The present and future of rhythm games (2010 — present)
Since the start of the 2010s, rhythm games have continued to embrace new technologies while also offering more specialized and stylized experiences (a path that was so popular back in the early 2000s). With the explosion of indie gaming in the early part of the decade, a ton of new ideas have been brought to the table. In addition, major studios (in Asia in particular) have been continuing to introduce all kinds of innovative ideas to the market. Mobile games like Cytus, Tap Tap Revenge, and Groove Coaster have grown into major franchises, capitalizing on the pervasiveness of smartphones. Motion capture-based games like Just Dance have grown into wildly profitable global franchises with annual release cycles as if they were AAA sports franchises. Indie games like Thumper and Sayonara Wild Hearts have taken a more traditional approach while cranking up the art direction to 11 with highly imaginative visual universes and musical palettes. Beat Saber, one of the most successful VR rhythm games, has become ubiquitous within the genre, and inspired a whole new world of rhythm action games that combine gameplay styles. Idol-related rhythm games are practically their own genre at this point, with too many spin-offs, sequels, and tie-ins to easily name. Arcade games like Dance Rush Stardom have shown how new technologies can improve upon time-tested formulas to create even more engaging dancing simulators.

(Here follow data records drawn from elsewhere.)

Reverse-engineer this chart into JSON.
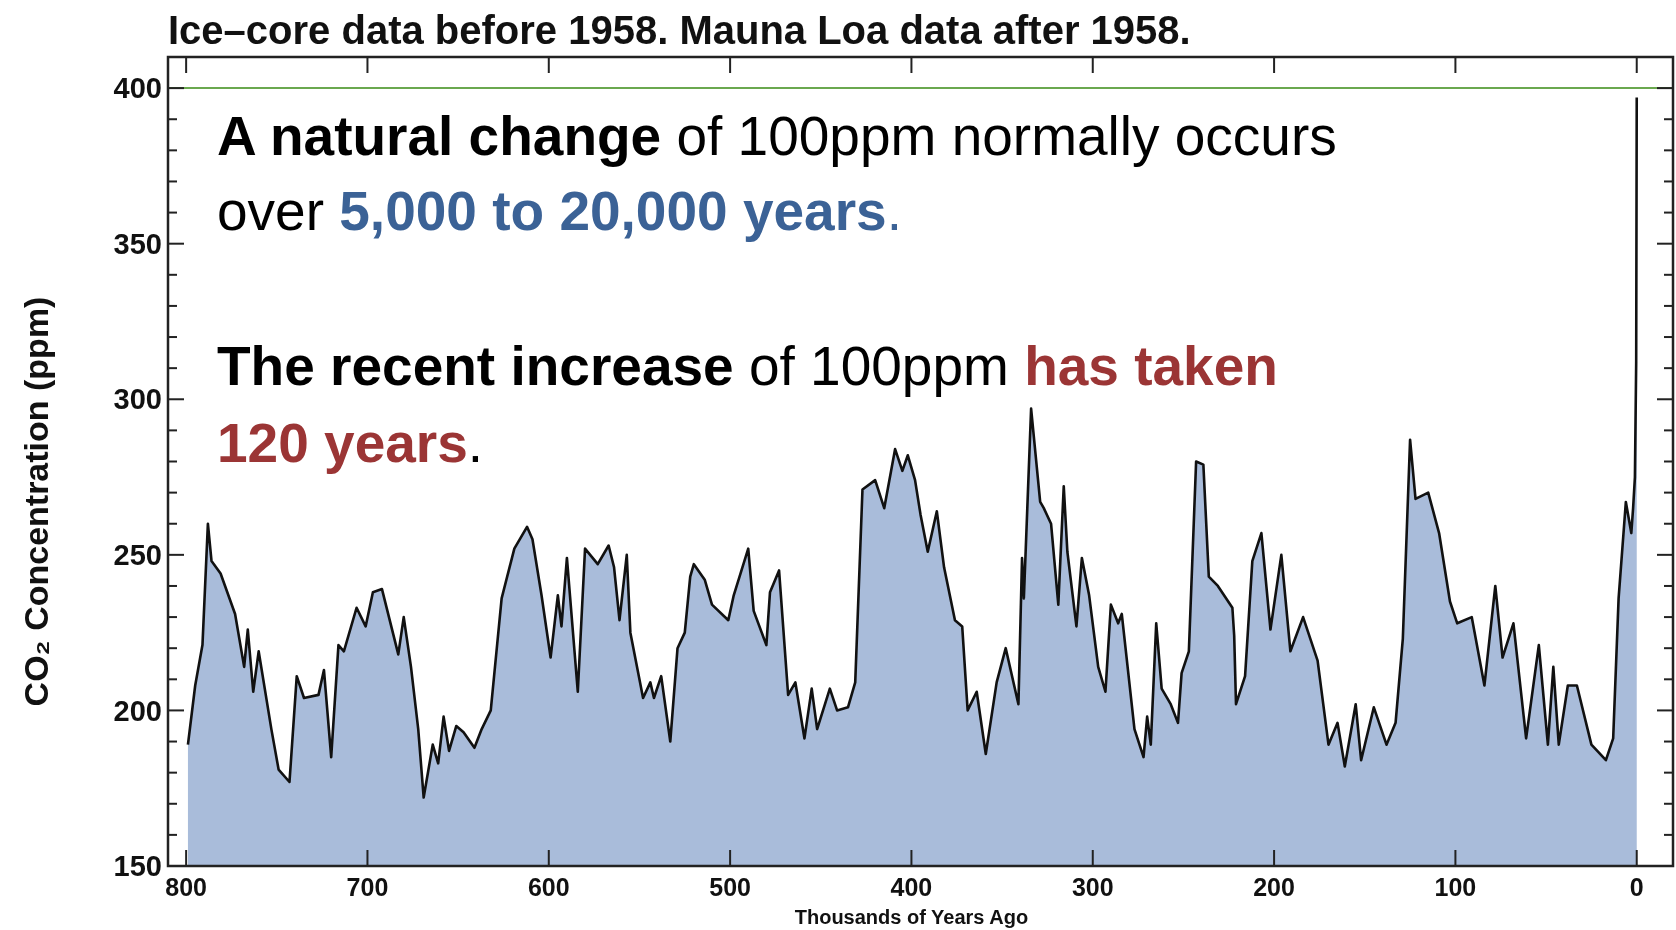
{
  "chart_data": {
    "type": "area",
    "title": "Ice–core data before 1958. Mauna Loa data after 1958.",
    "xlabel": "Thousands of Years Ago",
    "ylabel": "CO₂ Concentration (ppm)",
    "xlim": [
      810,
      -20
    ],
    "xticks": [
      800,
      700,
      600,
      500,
      400,
      300,
      200,
      100,
      0
    ],
    "ylim": [
      150,
      410
    ],
    "yticks": [
      150,
      200,
      250,
      300,
      350,
      400
    ],
    "grid": false,
    "ref_lines": [
      {
        "axis": "y",
        "value": 400,
        "color": "#6aa84f"
      }
    ],
    "annotations": [
      "A natural change",
      " of 100ppm normally occurs",
      "over ",
      "5,000 to 20,000 years",
      ".",
      "The recent increase",
      " of 100ppm ",
      "has taken",
      "120 years",
      "."
    ],
    "series": [
      {
        "color": "#a9bcda",
        "x": [
          799,
          795,
          791,
          788,
          786,
          781,
          773,
          768,
          766,
          763,
          760,
          753,
          749,
          743,
          739,
          735,
          727,
          724,
          720,
          716,
          713,
          706,
          701,
          697,
          692,
          683,
          680,
          676,
          672,
          669,
          664,
          661,
          658,
          655,
          651,
          647,
          641,
          637,
          632,
          626,
          619,
          612,
          609,
          604,
          599,
          595,
          593,
          590,
          584,
          580,
          573,
          567,
          564,
          561,
          557,
          555,
          548,
          544,
          542,
          538,
          533,
          529,
          525,
          522,
          520,
          514,
          510,
          501,
          498,
          490,
          487,
          480,
          478,
          473,
          468,
          464,
          459,
          455,
          452,
          445,
          441,
          435,
          431,
          427,
          420,
          415,
          409,
          405,
          402,
          398,
          395,
          391,
          386,
          382,
          376,
          372,
          369,
          364,
          359,
          353,
          348,
          341,
          339,
          338,
          334,
          329,
          327,
          323,
          319,
          316,
          314,
          309,
          306,
          302,
          297,
          293,
          290,
          286,
          284,
          277,
          272,
          270,
          268,
          265,
          262,
          257,
          253,
          251,
          247,
          243,
          239,
          236,
          231,
          223,
          222,
          221,
          216,
          212,
          207,
          202,
          196,
          191,
          184,
          176,
          170,
          165,
          161,
          155,
          152,
          145,
          138,
          133,
          129,
          125,
          122,
          115,
          109,
          103,
          99,
          91,
          84,
          78,
          74,
          68,
          61,
          54,
          49,
          46,
          43,
          38,
          33,
          25,
          17,
          13,
          10,
          6,
          3,
          2,
          1,
          0.3,
          0
        ],
        "values": [
          189,
          208,
          221,
          260,
          248,
          244,
          231,
          214,
          226,
          206,
          219,
          194,
          181,
          177,
          211,
          204,
          205,
          213,
          185,
          221,
          219,
          233,
          227,
          238,
          239,
          218,
          230,
          214,
          194,
          172,
          189,
          183,
          198,
          187,
          195,
          193,
          188,
          194,
          200,
          236,
          252,
          259,
          255,
          237,
          217,
          237,
          227,
          249,
          206,
          252,
          247,
          253,
          246,
          229,
          250,
          225,
          204,
          209,
          204,
          211,
          190,
          220,
          225,
          243,
          247,
          242,
          234,
          229,
          237,
          252,
          232,
          221,
          238,
          245,
          205,
          209,
          191,
          207,
          194,
          207,
          200,
          201,
          209,
          271,
          274,
          265,
          284,
          277,
          282,
          274,
          263,
          251,
          264,
          246,
          229,
          227,
          200,
          206,
          186,
          209,
          220,
          202,
          249,
          236,
          297,
          267,
          265,
          260,
          234,
          272,
          251,
          227,
          249,
          237,
          214,
          206,
          234,
          228,
          231,
          194,
          185,
          198,
          189,
          228,
          207,
          202,
          196,
          212,
          219,
          280,
          279,
          243,
          240,
          233,
          224,
          202,
          211,
          248,
          257,
          226,
          250,
          219,
          230,
          216,
          189,
          196,
          182,
          202,
          184,
          201,
          189,
          196,
          223,
          287,
          268,
          270,
          257,
          235,
          228,
          230,
          208,
          240,
          217,
          228,
          191,
          221,
          189,
          214,
          189,
          208,
          208,
          189,
          184,
          191,
          236,
          267,
          257,
          265,
          275,
          312,
          397
        ]
      }
    ]
  }
}
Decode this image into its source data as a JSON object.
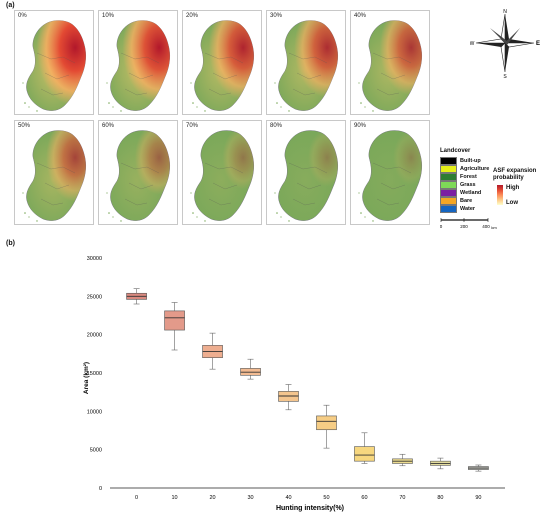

At their core, rhythm games are a celebration of everything that makes music so powerful. They capture the spirit of a performance, they celebrate the design and art direction of music, and they understand that a communal music experience is the best music experience. These games know that every person can, with a little guidance, feel like a pop star, or a dancer, or a lead singer, and that experience of feeling nothing but the music and the joy of performing has had — and will continue to have — a major impact on industry and culture.